Boxed was a set of quadraphonic remixes, mostly overseen by Phil Newell and done at The Manor which had just been re-equipped to provide Virgin with a state of the art quadraphonic studio (the exception being Hergest Ridge, which was remixed by Mike at Througham Slad, which he'd also had equipped with quad mixing facilities).
There was a problem with quadraphonic albums though, and that was the puzzle of how to get them to the consumer. The standard way with stereo albums was the LP, but getting any more than two channels onto them wasn't possible. That didn't stop them trying, though - the results were two types of system, one involving matrixing, and one involving FM (that is, frequency modulation, the same as FM radio). The FM discs were actually better at keeping the channels separate, when they worked, but they had problems (they used a super high frequency signal to carry the information necessary to split the signals apart - not only did it need a special stylus to play them, and special vinyl to press them, but the grooves for the high frequency carrier waves were also very delicate and wore out more easily than the audible signal grooves). On the other side were the matrix systems. They involved feeding the four channels through a box which mixed them down to two channels, adding information which could later be used to separate them again. Music encoded that way could be pressed onto any old LP, and also transferred to cassette, 8 track, or any other stereo format they could care to think of. They didn't need any special playback equipment, apart from the decoder (and of course four channels of amplification instead of two), and would play as a normal stereo record for anyone without quadraphonic equipment (you just get the rear signals coming out at the front instead, just like with the downmixes modern digital surround systems can create). Wonderful. Except it wasn't, quite - the separation between the channels on matrix recordings was pretty bad (as low as 3dB in some directions - what directions depends on the system). They finally found ways of improving that using clever tricks in the decoder, but by the time that was perfected, quad was dead.

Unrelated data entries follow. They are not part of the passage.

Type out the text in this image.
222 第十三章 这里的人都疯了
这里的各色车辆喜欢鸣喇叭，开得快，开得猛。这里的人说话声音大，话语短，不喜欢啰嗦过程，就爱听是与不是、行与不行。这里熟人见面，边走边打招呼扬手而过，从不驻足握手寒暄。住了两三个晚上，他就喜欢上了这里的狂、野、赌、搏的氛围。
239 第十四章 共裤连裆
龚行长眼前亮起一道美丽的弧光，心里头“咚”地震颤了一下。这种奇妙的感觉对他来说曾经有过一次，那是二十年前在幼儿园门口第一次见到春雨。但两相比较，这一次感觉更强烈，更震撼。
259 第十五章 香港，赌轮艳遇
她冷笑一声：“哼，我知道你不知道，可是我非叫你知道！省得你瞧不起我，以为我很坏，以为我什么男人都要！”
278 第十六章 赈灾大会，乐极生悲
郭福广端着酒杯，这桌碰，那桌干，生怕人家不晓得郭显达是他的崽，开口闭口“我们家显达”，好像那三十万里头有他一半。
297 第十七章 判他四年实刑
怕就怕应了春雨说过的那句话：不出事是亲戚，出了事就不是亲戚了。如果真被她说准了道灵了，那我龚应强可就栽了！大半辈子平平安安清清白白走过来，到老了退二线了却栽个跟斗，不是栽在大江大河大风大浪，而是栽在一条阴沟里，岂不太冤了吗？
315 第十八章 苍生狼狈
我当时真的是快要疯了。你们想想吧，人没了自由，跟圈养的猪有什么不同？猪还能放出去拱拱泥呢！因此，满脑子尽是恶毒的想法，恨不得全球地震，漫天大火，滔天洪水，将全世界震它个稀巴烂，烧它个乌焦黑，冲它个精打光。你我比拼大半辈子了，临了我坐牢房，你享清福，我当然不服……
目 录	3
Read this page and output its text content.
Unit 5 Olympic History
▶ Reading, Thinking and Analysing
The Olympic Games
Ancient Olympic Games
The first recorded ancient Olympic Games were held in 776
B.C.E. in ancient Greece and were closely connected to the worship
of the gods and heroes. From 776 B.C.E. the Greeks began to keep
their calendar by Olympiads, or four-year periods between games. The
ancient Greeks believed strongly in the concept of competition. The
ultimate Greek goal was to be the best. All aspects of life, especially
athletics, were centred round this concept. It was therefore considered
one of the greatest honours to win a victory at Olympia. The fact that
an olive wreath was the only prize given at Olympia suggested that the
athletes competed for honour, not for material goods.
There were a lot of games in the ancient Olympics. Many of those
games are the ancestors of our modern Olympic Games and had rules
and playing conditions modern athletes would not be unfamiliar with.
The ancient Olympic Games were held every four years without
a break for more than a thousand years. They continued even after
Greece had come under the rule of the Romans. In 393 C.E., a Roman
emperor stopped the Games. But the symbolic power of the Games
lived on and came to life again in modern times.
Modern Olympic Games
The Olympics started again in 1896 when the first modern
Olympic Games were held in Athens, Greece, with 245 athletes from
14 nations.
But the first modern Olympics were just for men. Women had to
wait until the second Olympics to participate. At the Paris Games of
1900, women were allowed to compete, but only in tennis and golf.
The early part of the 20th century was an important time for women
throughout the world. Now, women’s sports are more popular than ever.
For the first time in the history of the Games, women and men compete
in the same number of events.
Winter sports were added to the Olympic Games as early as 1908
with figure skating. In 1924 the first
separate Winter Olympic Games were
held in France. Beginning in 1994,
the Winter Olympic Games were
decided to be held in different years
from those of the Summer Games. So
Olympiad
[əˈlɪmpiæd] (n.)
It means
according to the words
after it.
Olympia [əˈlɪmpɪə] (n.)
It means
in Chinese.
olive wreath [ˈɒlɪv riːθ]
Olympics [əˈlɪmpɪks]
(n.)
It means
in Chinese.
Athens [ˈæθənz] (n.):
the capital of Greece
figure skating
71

The record companies continue to like matrix quad though. Take a look at a matrix quad tape and what do you see? A stereo tape...perfect for transferring to CD to sell as an alternate mix. This is the case with Boxed. What's actually on the CD is the matrix encoded quad mix - they just tell you it's stereo...and it is stereo, or at least it's compatible with stereo equipment. It's definitely still got the encoding there, though. The SACD was produced from exactly the same four track tape that was used to make the matrix quad version, just they've transferred the four channels direct to four channels of the SACD, rather than mixing them together into matrixed quad. Play the Boxed CD through the right matrix quad decoder (that is an SQ or Phase Matrix decoder - QS or Regular Matrix won't do) and you'll get something approximating what you get from the SACD...as well as an interesting demonstration of the differences in reproduction between a discrete and a matrix system!